Póki co mamy wynik 1:0 dla pieszych patroli gołębich. Jak defilowały po centrum Trzebini, tak defilują. I żadna tabliczka ani gołębi, ani ich miłośników nie przeraża. Po prostu lubią rynek.
Komentarze
6 komentarzy
@mrozof, ....zapewne pomyśleli. Na stronie urzędu miasta podają: "Koszt wyczyszczenia tylko wyłożonej granitem płyty sięga około 5 tys. zł, a czynność należy powtarzać co kilka tygodni." Taki człowiek czy ekipa załatwi sprawę gołębi za jakąś kwotę i po sprawie. Być może inteligentnego urzędnika znajomy albo ktoś z rodziny ma firmę sprzątającą. Co to byłby za interes ?
to są gołębie tylko w maseczkach ...
To są przebierańce
Pytanie czy w magistracie w Trzebini nie ma jednego inteligentnego urzędnika?? Czy nie da się wzorem lotniska w Balicach, wynająć człowieka z trenowanym ptakiem drapieżnym do odpędzenia tych gołębi ?? Są też ekipy ze specjalnym dronem wyglądającym jak ptak drapieżny, robią to samo też na lotniskach ... ciężko pomyśleć ??

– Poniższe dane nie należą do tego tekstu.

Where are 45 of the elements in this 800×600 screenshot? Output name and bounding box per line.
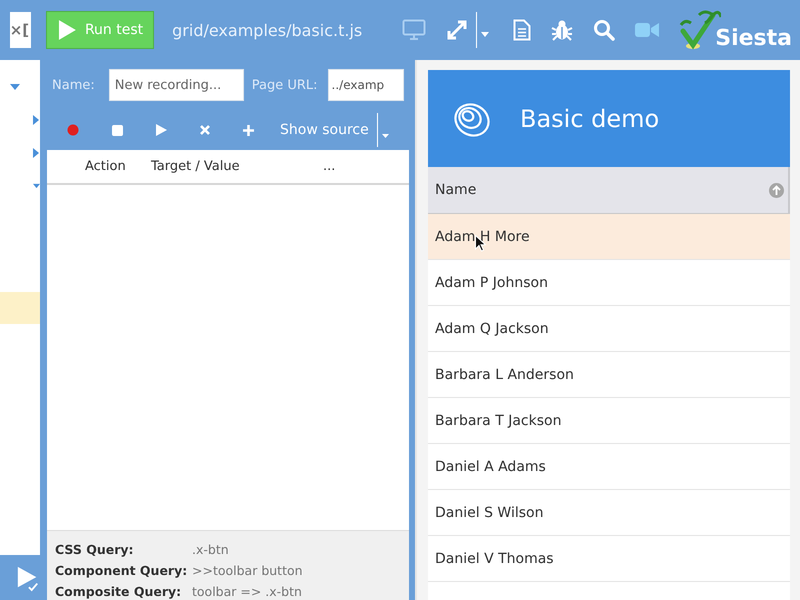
logo-text: Siesta xyxy=(715,26,792,51)
query-value: toolbar => .x-btn xyxy=(192,584,302,599)
play-icon[interactable] xyxy=(156,124,167,136)
page-url-label: Page URL: xyxy=(252,78,318,92)
column-header[interactable]: ... xyxy=(323,159,336,174)
query-value: >>toolbar button xyxy=(192,563,303,578)
record-icon[interactable] xyxy=(67,124,79,136)
close-icon[interactable] xyxy=(200,125,210,135)
monitor-icon[interactable] xyxy=(402,19,426,41)
grid-row[interactable]: Daniel V Thomas xyxy=(428,536,790,582)
grid-row[interactable]: Daniel A Adams xyxy=(428,444,790,490)
test-path: grid/examples/basic.t.js xyxy=(172,20,362,40)
grid-row[interactable]: Barbara L Anderson xyxy=(428,352,790,398)
expand-arrow-icon[interactable] xyxy=(10,84,20,90)
column-header[interactable]: Action xyxy=(85,159,151,174)
plus-icon[interactable] xyxy=(243,124,254,136)
expand-icon[interactable] xyxy=(446,19,468,41)
collapse-arrow-icon[interactable] xyxy=(33,148,39,158)
video-camera-icon[interactable] xyxy=(635,22,660,38)
query-label: Component Query: xyxy=(55,563,188,578)
name-label: Name: xyxy=(52,78,95,92)
query-label: CSS Query: xyxy=(55,542,135,557)
grid-row[interactable]: Daniel S Wilson xyxy=(428,490,790,536)
bug-icon[interactable] xyxy=(551,19,574,41)
tab[interactable]: ×[ xyxy=(10,12,32,48)
grid-row[interactable]: Barbara T Jackson xyxy=(428,398,790,444)
query-label: Composite Query: xyxy=(55,584,182,599)
search-icon[interactable] xyxy=(593,19,616,41)
caret-icon[interactable] xyxy=(481,32,490,36)
demo-title: Basic demo xyxy=(520,104,660,132)
document-icon[interactable] xyxy=(513,19,532,41)
query-value: .x-btn xyxy=(192,542,229,557)
grid-row[interactable]: Adam P Johnson xyxy=(428,260,790,306)
column-header[interactable]: Target / Value xyxy=(151,159,323,174)
expand-arrow-icon[interactable] xyxy=(33,182,40,188)
name-column-header[interactable]: Name xyxy=(428,167,790,214)
grid-row[interactable]: Adam Q Jackson xyxy=(428,306,790,352)
grid-row[interactable]: Adam H More xyxy=(428,214,790,260)
stop-icon[interactable] xyxy=(112,124,123,136)
sort-up-icon[interactable] xyxy=(769,182,784,198)
name-field[interactable]: New recording... xyxy=(108,69,244,101)
collapse-arrow-icon[interactable] xyxy=(33,114,39,124)
caret-icon[interactable] xyxy=(382,134,389,138)
play-icon xyxy=(57,19,77,41)
page-url-field[interactable]: ../examp xyxy=(328,69,404,101)
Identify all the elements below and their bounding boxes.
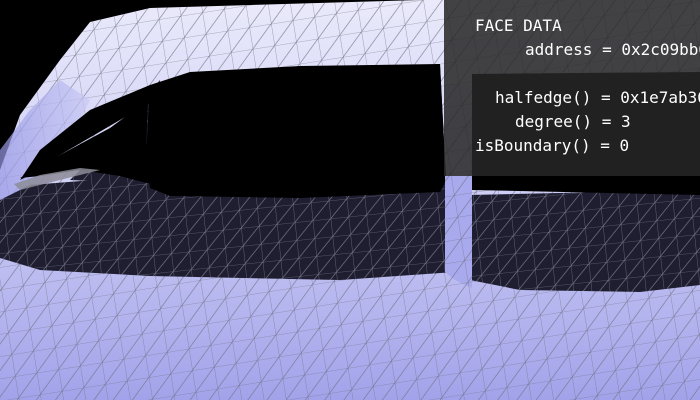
pillar [445, 176, 472, 288]
face-data-panel: FACE DATA address = 0x2c09bb0 halfedge()… [444, 0, 700, 176]
face-address-row: address = 0x2c09bb0 [525, 38, 700, 62]
face-address-sep: = [592, 40, 622, 59]
face-boundary-row: isBoundary() = 0 [475, 134, 629, 158]
3d-viewport[interactable]: FACE DATA address = 0x2c09bb0 halfedge()… [0, 0, 700, 400]
face-degree-row: degree() = 3 [515, 110, 631, 134]
face-halfedge-row: halfedge() = 0x1e7ab30 [495, 86, 700, 110]
face-degree-key: degree() [515, 112, 593, 131]
face-degree-value: 3 [620, 112, 631, 131]
face-halfedge-sep: = [591, 88, 621, 107]
face-boundary-value: 0 [619, 136, 630, 155]
face-data-title: FACE DATA [475, 16, 562, 35]
face-address-value: 0x2c09bb0 [621, 40, 700, 59]
face-halfedge-value: 0x1e7ab30 [620, 88, 700, 107]
face-boundary-sep: = [590, 136, 620, 155]
face-halfedge-key: halfedge() [495, 88, 592, 107]
face-boundary-key: isBoundary() [475, 136, 591, 155]
face-address-key: address [525, 40, 593, 59]
face-degree-sep: = [592, 112, 621, 131]
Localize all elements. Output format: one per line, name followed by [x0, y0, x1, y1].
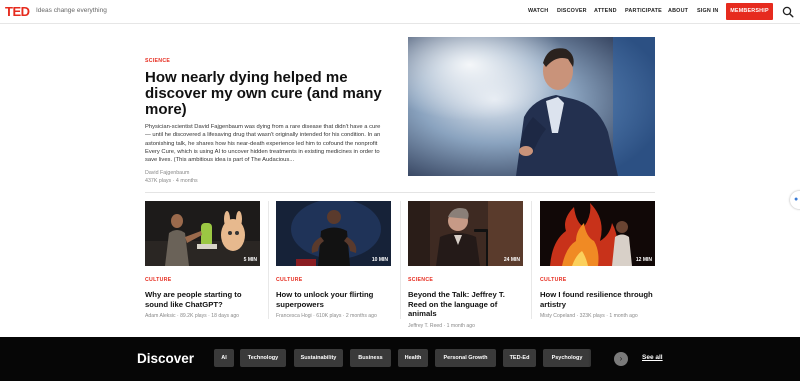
card-title[interactable]: Beyond the Talk: Jeffrey T. Reed on the …: [408, 290, 523, 319]
chevron-right-icon[interactable]: ›: [614, 352, 628, 366]
see-all-link[interactable]: See all: [642, 354, 663, 361]
site-header: TED Ideas change everything WATCH DISCOV…: [0, 0, 800, 24]
hero-category: SCIENCE: [145, 58, 171, 64]
discover-title: Discover: [137, 351, 195, 366]
card-thumbnail[interactable]: 5 MIN: [145, 201, 260, 266]
topic-psychology[interactable]: Psychology: [543, 349, 591, 367]
duration-badge: 24 MIN: [503, 257, 520, 263]
card-category: SCIENCE: [408, 277, 434, 283]
card-meta: Misty Copeland · 323K plays · 1 month ag…: [540, 313, 638, 319]
hero-stats: 437K plays · 4 months: [145, 177, 198, 184]
topic-ted-ed[interactable]: TED-Ed: [503, 349, 536, 367]
duration-badge: 10 MIN: [371, 257, 388, 263]
card-thumbnail[interactable]: 10 MIN: [276, 201, 391, 266]
card-thumbnail[interactable]: 12 MIN: [540, 201, 655, 266]
nav-discover[interactable]: DISCOVER: [557, 8, 587, 14]
membership-button[interactable]: MEMBERSHIP: [726, 3, 773, 20]
section-divider: [145, 192, 655, 193]
card-category: CULTURE: [145, 277, 172, 283]
nav-participate[interactable]: PARTICIPATE: [625, 8, 662, 14]
card-separator: [400, 201, 401, 319]
card-meta: Francesca Hogi · 610K plays · 2 months a…: [276, 313, 377, 319]
discover-bar: Discover AI Technology Sustainability Bu…: [0, 337, 800, 381]
nav-attend[interactable]: ATTEND: [594, 8, 617, 14]
card-title[interactable]: How to unlock your flirting superpowers: [276, 290, 391, 309]
hero-title[interactable]: How nearly dying helped me discover my o…: [145, 70, 385, 118]
talk-card[interactable]: 24 MIN SCIENCE Beyond the Talk: Jeffrey …: [408, 201, 523, 329]
card-category: CULTURE: [540, 277, 567, 283]
feedback-tab[interactable]: ●: [790, 191, 800, 209]
talk-card[interactable]: 5 MIN CULTURE Why are people starting to…: [145, 201, 260, 319]
topic-ai[interactable]: AI: [214, 349, 234, 367]
topic-business[interactable]: Business: [350, 349, 391, 367]
tagline: Ideas change everything: [36, 7, 107, 14]
hero-thumbnail[interactable]: [408, 37, 655, 176]
card-title[interactable]: How I found resilience through artistry: [540, 290, 655, 309]
talk-card[interactable]: 12 MIN CULTURE How I found resilience th…: [540, 201, 655, 319]
droplet-icon: ●: [794, 196, 799, 203]
duration-badge: 12 MIN: [635, 257, 652, 263]
search-icon[interactable]: [782, 6, 794, 18]
card-category: CULTURE: [276, 277, 303, 283]
nav-sign-in[interactable]: SIGN IN: [697, 8, 718, 14]
hero-speaker: David Fajgenbaum: [145, 170, 190, 177]
nav-watch[interactable]: WATCH: [528, 8, 548, 14]
card-meta: Jeffrey T. Reed · 1 month ago: [408, 322, 475, 329]
topic-sustainability[interactable]: Sustainability: [294, 349, 343, 367]
card-thumbnail[interactable]: 24 MIN: [408, 201, 523, 266]
nav-about[interactable]: ABOUT: [668, 8, 688, 14]
topic-health[interactable]: Health: [398, 349, 428, 367]
topic-technology[interactable]: Technology: [240, 349, 286, 367]
hero-description: Physician-scientist David Fajgenbaum was…: [145, 124, 381, 164]
card-title[interactable]: Why are people starting to sound like Ch…: [145, 290, 260, 309]
duration-badge: 5 MIN: [243, 257, 257, 263]
ted-logo[interactable]: TED: [5, 4, 30, 19]
featured-talk[interactable]: SCIENCE How nearly dying helped me disco…: [145, 58, 385, 185]
talk-card[interactable]: 10 MIN CULTURE How to unlock your flirti…: [276, 201, 391, 319]
card-meta: Adam Aleksic · 89.2K plays · 18 days ago: [145, 313, 240, 319]
card-separator: [268, 201, 269, 319]
scroll-fade: [588, 349, 610, 367]
card-separator: [531, 201, 532, 319]
topic-personal-growth[interactable]: Personal Growth: [435, 349, 496, 367]
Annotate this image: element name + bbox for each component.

Tylko , że na zdjęciu to nie gołębie tylko sympatyczne kawki
Golebie sie poprostu staly atrakcja rynku, przychodzi male badz wieksze dziecko z opiekunem typu mama, tata, babcia, dziadek widzi golebia to dla niego jest atrakcja. Zeby dziecko mialo jeszcze wieksza atrakcje ów opiekun wyciaga pieczywo i rzuca golebiom bo one wtedy podejda i dziecko sie bedzie cieszyc. Z jednej strony jest to normalne i mozna zrozumiec ale z drugiej strony nie jest niczym przyjemnym spacer po rynku slalomem pomiedzy odchodami. Z tego slynie Krakow rynek sie kojarzyl kiedys z Sukiennicami i Kosciolem Mariackim, ale tez z karmieniem golebi, u nas sa tylko golebie.